LEITURA BÍBLICA EM CLASSE

1 - Cumprindo-se o dia de Pentecostes, estavam todos reunidos no mesmo lugar; 
2 - e, de repente, veio do céu um som, como de um vento veemente e impetuoso, e encheu toda a casa em que estavam assentados. 
3 - E foram vistas por eles línguas repartidas, como que de fogo, as quais pousaram sobre cada um deles. 
4 - E todos foram cheios do Espírito Santo e começaram a falar em outras línguas, conforme o Espírito Santo lhes concedia que falassem. 
5 - E em Jerusalém estavam habitando judeus, varões religiosos, de todas as nações que estão debaixo do céu. 
6 - E, correndo aquela voz, ajuntou-se uma multidão e estava confusa, porque cada um os ouvia falar na sua própria língua. 
7 - E todos pasmavam e se maravilhavam, dizendo uns aos outros: Pois quê! Não são galileus todos esses homens que 
estão falando? 
8 - Como, pois, os ouvimos, cada um, na nossa própria língua em que somos nascidos? 
9 - Partos e medos, elamitas e os que habitam na Mesopotâmia, e Judeia, e Capadócia, e Ponto, e Ásia, 
10 - e Frígia, e Panfília, Egito e partes da Líbia, junto a Cirene, e forasteiros romanos (tanto judeus como prosélitos), 
11 - e cretenses, e árabes, todos os temos ouvido em nossas próprias línguas falar das grandezas de Deus. 
12 - E todos se maravilhavam e estavam suspensos, dizendo uns para os outros: Que quer isto dizer?
13 - E outros, zombando, diziam: Estão cheios de mosto. 
14 - Pedro, porém, pondo-se em pé com os onze, levantou a voz e disse-lhes: Varões judeus e todos os que habitais em Jerusalém, seja-vos isto notório, e escutai as minhas palavras.

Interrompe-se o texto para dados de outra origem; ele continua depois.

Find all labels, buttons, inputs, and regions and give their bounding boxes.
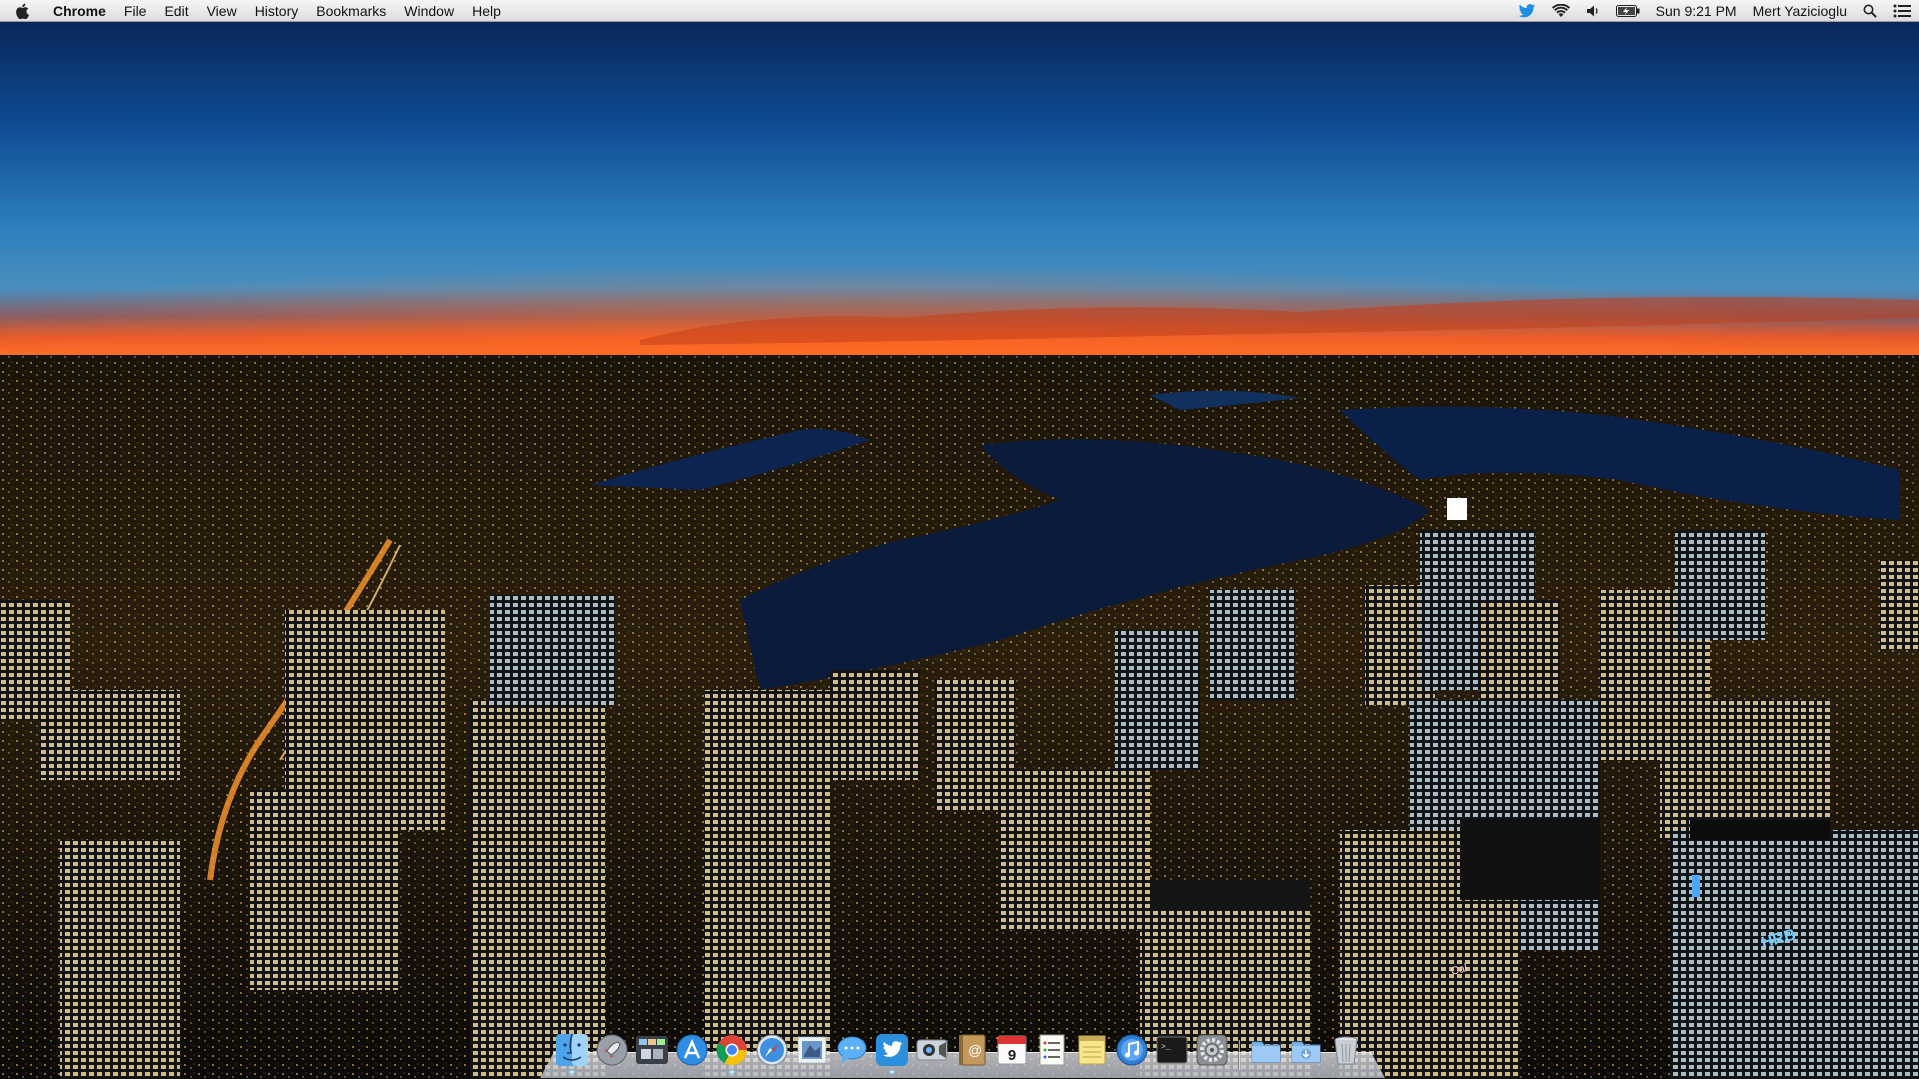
dock: @ 9 >_	[540, 1030, 1385, 1079]
finder-icon[interactable]	[554, 1032, 590, 1074]
menu-app-name[interactable]: Chrome	[44, 0, 115, 22]
messages-bubble-icon[interactable]	[834, 1032, 870, 1068]
menu-clock[interactable]: Sun 9:21 PM	[1648, 0, 1745, 22]
menu-bookmarks[interactable]: Bookmarks	[307, 0, 395, 22]
menu-file[interactable]: File	[115, 0, 156, 22]
menu-view[interactable]: View	[198, 0, 246, 22]
system-preferences-gear-icon[interactable]	[1194, 1032, 1230, 1068]
running-indicator	[729, 1070, 735, 1074]
running-indicator	[569, 1070, 575, 1074]
contacts-book-icon[interactable]: @	[954, 1032, 990, 1068]
menu-edit[interactable]: Edit	[155, 0, 197, 22]
reminders-list-icon[interactable]	[1034, 1032, 1070, 1068]
terminal-icon[interactable]: >_	[1154, 1032, 1190, 1068]
safari-compass-icon[interactable]	[754, 1032, 790, 1068]
apple-menu-icon[interactable]	[0, 3, 44, 19]
menu-window[interactable]: Window	[395, 0, 463, 22]
folder-icon[interactable]	[1248, 1032, 1284, 1068]
wifi-icon[interactable]	[1544, 4, 1578, 18]
calendar-day-number: 9	[1008, 1047, 1016, 1064]
menu-bar: Chrome File Edit View History Bookmarks …	[0, 0, 1919, 22]
user-account-menu[interactable]: Mert Yazicioglu	[1745, 0, 1855, 22]
menu-history[interactable]: History	[246, 0, 308, 22]
trash-icon[interactable]	[1328, 1032, 1364, 1068]
battery-charging-icon[interactable]	[1608, 5, 1648, 17]
volume-icon[interactable]	[1578, 4, 1608, 18]
downloads-folder-icon[interactable]	[1288, 1032, 1324, 1068]
itunes-note-icon[interactable]	[1114, 1032, 1150, 1068]
notes-pad-icon[interactable]	[1074, 1032, 1110, 1068]
svg-text:>_: >_	[1161, 1043, 1171, 1052]
notification-center-icon[interactable]	[1885, 4, 1919, 18]
mission-control-icon[interactable]	[634, 1032, 670, 1068]
menu-help[interactable]: Help	[463, 0, 510, 22]
mail-stamp-icon[interactable]	[794, 1032, 830, 1068]
app-store-icon[interactable]	[674, 1032, 710, 1068]
spotlight-search-icon[interactable]	[1855, 4, 1885, 18]
calendar-icon[interactable]: 9	[994, 1032, 1030, 1068]
facetime-camera-icon[interactable]	[914, 1032, 950, 1068]
chrome-icon[interactable]	[714, 1032, 750, 1074]
desktop-wallpaper: HRB Cal	[0, 0, 1919, 1079]
twitter-bird-icon[interactable]	[1510, 3, 1544, 19]
twitter-bird-icon[interactable]	[874, 1032, 910, 1074]
running-indicator	[889, 1070, 895, 1074]
dock-separator	[1236, 1032, 1242, 1070]
svg-text:@: @	[968, 1042, 982, 1058]
launchpad-rocket-icon[interactable]	[594, 1032, 630, 1068]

Hinos Sugeridos: 24 • 155 • 387 da Harpa Cristã

■ INTRODUÇÃO
A Igreja nasceu no dia de Pentecostes. Esse evento marcou o início de uma nova era: a era da Igreja. O Pentecostes era uma das festas mais importantes dos judeus e acontecia cinquenta dias depois da Páscoa. Foi nesse dia especial que Deus derramou o Espírito Santo sobre todos os discípulos, batizando-os. O derramamento do Espírito no Pentecostes marca o início da Igreja como uma comunidade de profetas, como foi profetizado por Joel (Joel 2.28). No livro de Atos, Lucas ensina que esse acontecimento tinha um significado especial para o fim dos tempos, pois já havia sido anunciado pelos profetas do Antigo Testamento. Além disso, o Pentecostes foi uma prova clara de que Jesus havia ressuscitado. O propósito desse derramamento do Espírito Santo foi dar poder à Igreja para testemunhar de Cristo ao mundo e levá-la à verdadeira adoração. Isso é o que veremos nesta lição.

Palavra-Chave: Pentecostes

I – A NATUREZA DO PENTECOSTES BÍBLICO
1. De natureza divina.
Lucas relata que, por ocasião do derramamento do Espírito no dia de Pentecostes, foi ouvido do céu “um som, como de um vento veemente e impetuoso” que “encheu toda a casa em que estavam assentados” (Atos  2.2) e que “foram vistas por eles línguas repartidas, como que de fogo” (Atos 2.3). Os estudiosos da Bíblia explicam que esses sinais são manifestações da presença de Deus, chamadas de “teofanias”. Isso significa que Deus se revelou de maneira visível e audível, assim como fez no Monte Sinai, quando entregou a Lei a Moisés. Naquela ocasião, houve trovões, relâmpagos e um som forte, e o povo ouviu a voz de Deus e viu um grande fogo (Êxodo  19.16). Moisés depois lembrou ao povo desse momento, dizendo: “desde os céus te fez ouvir a sua voz, para te ensinar, e sobre a terra te mostrou o seu grande fogo, e ouviste as suas palavras do meio do fogo” (Deuteronômio 4.36). 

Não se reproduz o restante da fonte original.